U.S. Undersecretary for Arms Control and International Security Rose Gottemoeller visited WSU Tuesday in her trek across the nation, speaking about the future of nuclear arms in U.S. policy.
Gottemoeller, on assignment from President Barak Obama, has been on a speaking tour to raise awareness of the Comprehensive Nuclear-Test-Ban Treaty.
“It’s been off the public agenda for so long,” Gottemoeller said. “I want people to listen and learn about it.”
The treaty, signed by the U.S. in 1996, would ban all nuclear tests in all environments. The U.S. Senate failed to ratify the treaty in 1999, leaving it unenforced. The treaty has been signed by 183 countries and 163 of those have ratified it.
The U.S. Senate requires 67 votes to ratify the treaty. Gottemoeller said this may seem impossible in today’s political climate but it’s been done before.
More than 100 students, faculty and community members attended the event, put on by the Olene S. Walker Institute for Politics and Public Service. This the last big event hosted by the Walker Institute this semester.
Communication Major India Nielsen said going in she didn’t know much about the topic but found the speech to be informative.
Gottemoeller pointed to the Strategic Arms Reduction Treaty, signed between the U.S. and Russia and ratified by the Senate, as an example of getting arms control treaties through the Senate.
In the 1990s the Nevada test site detonated about 2,000 nuclear explosives. The after-effects are still being measured Gottemoeller said, speaking of the people who got cancer from the fallout.
Since then there has been a moratorium on testing even though the treaty hasn’t been ratified.

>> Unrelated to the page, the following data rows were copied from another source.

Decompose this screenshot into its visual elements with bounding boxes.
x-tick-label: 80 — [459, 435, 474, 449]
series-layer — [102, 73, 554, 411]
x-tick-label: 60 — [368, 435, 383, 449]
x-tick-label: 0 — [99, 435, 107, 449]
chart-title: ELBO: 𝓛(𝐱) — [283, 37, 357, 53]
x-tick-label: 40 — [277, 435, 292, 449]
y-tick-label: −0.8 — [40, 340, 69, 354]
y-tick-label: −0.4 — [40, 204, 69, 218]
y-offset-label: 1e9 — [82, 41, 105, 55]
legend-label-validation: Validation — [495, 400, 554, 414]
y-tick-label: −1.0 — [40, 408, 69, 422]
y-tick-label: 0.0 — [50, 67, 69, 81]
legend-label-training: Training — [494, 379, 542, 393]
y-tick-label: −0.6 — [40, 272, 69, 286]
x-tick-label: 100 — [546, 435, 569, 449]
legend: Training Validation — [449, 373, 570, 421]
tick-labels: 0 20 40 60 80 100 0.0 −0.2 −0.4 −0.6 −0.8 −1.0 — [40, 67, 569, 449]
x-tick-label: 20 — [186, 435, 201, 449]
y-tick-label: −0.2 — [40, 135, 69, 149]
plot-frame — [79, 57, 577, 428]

Gottemoeller said the treaty would be enforceable if ratified, since countries would have to face the weight of the international community if they violated the treaty.
Gottemoeller said the U.S. has taken steps to reduce their stockpile since the cold war ended. She said 31,000 nuclear weapons had been eliminated since the Cold War, bringing the current total down to around 4,800.
A student asked Gottemoeller what they could do to help bring up the treaty and other arms control issues. Gottemoeller said the best thing students can do is educate themselves on the issue, talk to others about it and then contact their state and federal representatives about bringing the treaty up in Senate.
Gottemoeller said the treaty isn’t really on the Senate radar. She thinks it’s an important issue and the public deserves a debate on it.
Rob Reynolds, associate professor of sociology at WSU, said a lot of the younger generation talks about nuclear weapons.
Reynolds added they don’t have the context of growing up in a world where there was daily fear of a nuclear attack or seeing their kids get cancer from nuclear tests in Nevada.